GLH-1 and GLH-2 are members of a family of Vasa-like germline helicases in C. elegans. Both proteins contain eight conserved RNA helicase motifs, glycine-rich motifs, and retroviral-like CCHC zinc fingers. Based on antibody staining, both GLH proteins are associated with P granules at all stages of germline development. We have used reverse genetics to study the function of these genes in germline development. Injection of dsRNA to both
glh-1 and
glh-2 caused the injected worms to produce sterile progeny, with a higher percent sterile progeny at elevated temperature than at lower temperature. The sterile progeny had stunted gonad arms, lacked gametes, and lacked detectable accumulation of GLH-1 and GLH-2. In addition, they failed to show P-granule staining for PGL-1 and for four other P-granule epitopes. Similar levels of sterility were induced by injection of dsRNA specific for
glh-1, but not by dsRNA specific to
glh-2. To address whether the sterility is maternal-effect or zygotic and the issue of redundancy, we sought mutants. We isolated a Tc1 insertion in
glh-1 from Michael Hengartner's transposon library.
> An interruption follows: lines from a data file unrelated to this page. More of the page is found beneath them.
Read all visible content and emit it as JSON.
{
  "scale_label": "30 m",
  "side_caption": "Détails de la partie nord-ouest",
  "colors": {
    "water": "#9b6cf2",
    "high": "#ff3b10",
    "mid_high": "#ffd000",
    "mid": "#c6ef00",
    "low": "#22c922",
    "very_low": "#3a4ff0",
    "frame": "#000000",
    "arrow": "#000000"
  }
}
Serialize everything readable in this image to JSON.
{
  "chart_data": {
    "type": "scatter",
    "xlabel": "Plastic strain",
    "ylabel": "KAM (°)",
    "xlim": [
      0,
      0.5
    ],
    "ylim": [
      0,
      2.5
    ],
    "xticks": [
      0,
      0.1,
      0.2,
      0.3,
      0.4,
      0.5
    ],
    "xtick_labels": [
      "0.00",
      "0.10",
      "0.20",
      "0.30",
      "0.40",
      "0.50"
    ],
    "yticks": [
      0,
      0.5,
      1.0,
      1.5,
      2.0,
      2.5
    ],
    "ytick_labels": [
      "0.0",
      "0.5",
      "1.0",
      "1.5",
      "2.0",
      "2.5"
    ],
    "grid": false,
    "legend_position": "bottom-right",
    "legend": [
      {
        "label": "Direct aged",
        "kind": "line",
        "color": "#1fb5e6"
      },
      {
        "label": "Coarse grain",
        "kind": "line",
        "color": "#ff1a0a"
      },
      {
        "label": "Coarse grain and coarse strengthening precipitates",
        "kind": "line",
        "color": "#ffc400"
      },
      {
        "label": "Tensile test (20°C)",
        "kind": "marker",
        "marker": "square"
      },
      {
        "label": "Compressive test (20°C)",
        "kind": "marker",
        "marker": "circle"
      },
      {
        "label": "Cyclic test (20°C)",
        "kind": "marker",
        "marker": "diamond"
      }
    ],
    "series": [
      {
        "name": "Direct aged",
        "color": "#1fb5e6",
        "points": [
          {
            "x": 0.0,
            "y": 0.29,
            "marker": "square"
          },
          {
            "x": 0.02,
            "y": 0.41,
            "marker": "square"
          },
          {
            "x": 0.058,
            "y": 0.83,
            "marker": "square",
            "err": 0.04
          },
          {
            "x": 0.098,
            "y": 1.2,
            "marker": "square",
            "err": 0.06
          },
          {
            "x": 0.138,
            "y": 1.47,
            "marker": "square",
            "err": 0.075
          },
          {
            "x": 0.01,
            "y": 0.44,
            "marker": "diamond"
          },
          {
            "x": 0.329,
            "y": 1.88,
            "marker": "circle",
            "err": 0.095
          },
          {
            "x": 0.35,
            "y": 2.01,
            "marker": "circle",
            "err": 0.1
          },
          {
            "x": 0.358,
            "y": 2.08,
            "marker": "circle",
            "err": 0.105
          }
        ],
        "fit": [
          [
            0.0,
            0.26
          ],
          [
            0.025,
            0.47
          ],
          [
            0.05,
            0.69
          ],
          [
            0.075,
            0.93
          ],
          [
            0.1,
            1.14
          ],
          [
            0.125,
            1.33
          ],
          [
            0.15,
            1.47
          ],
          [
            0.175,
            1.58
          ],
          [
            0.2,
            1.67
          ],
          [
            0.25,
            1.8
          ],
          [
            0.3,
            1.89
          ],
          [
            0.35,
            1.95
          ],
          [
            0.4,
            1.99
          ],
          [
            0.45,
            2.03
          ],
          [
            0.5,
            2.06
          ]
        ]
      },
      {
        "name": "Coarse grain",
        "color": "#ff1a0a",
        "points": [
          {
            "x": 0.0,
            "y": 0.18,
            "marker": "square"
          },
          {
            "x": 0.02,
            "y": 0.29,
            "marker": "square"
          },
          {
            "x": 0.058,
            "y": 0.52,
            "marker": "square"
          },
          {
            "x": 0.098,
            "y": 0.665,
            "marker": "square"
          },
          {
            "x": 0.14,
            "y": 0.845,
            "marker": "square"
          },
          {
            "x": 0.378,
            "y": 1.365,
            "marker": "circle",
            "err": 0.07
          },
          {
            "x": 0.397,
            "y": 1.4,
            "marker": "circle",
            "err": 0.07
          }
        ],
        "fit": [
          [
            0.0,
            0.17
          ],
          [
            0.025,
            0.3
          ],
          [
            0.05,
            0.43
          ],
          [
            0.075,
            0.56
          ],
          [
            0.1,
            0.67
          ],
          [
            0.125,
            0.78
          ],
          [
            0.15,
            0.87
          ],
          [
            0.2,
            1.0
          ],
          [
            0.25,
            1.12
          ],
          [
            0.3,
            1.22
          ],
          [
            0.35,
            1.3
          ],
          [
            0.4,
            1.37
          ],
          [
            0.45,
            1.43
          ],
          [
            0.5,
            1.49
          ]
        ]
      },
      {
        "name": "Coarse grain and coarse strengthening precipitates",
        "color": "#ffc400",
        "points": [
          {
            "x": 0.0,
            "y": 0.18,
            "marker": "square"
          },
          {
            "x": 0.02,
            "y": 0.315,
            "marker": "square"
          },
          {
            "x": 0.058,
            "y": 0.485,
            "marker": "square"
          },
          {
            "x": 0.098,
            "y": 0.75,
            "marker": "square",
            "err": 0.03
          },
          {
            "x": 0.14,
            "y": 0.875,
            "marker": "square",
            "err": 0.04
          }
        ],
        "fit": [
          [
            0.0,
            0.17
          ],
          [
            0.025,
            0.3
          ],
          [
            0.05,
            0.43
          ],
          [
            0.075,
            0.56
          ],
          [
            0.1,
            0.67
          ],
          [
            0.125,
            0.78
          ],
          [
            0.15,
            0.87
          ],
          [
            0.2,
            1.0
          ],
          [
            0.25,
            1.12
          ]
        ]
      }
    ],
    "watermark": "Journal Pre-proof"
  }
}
The Tc1 insertion is in exon 4 of
glh-1.
glh-1::Tc1 mutants show both maternal-effect and zygotic sterility, both of which are sensitive to temperature -
glh-1::Tc1 homozygous mutants produce 100% sterile offspring at elevated temperature, but only 10-15% sterile offspring at low temperatures. These phenotypes are very similar to the phenotypes seen in
pgl-1 mutants, a gene encoding another P-granule component. In addition, P-granules in
glh-1::Tc1 homozygotes fail to stain for GLH-1, PGL-1, and four other P-granule epitopes, but do stain positively for GLH-2, MEX-1, and MEX-3. Western analysis on this strain revealed that GLH-1 protein accumulation was not detectable while PGL-1 protein was present. This suggests that PGL-1 protein does accumulate but is not localized to P granules in this mutant. These results suggest that at least
glh-1 function is required for germline development mainly at high temperatures.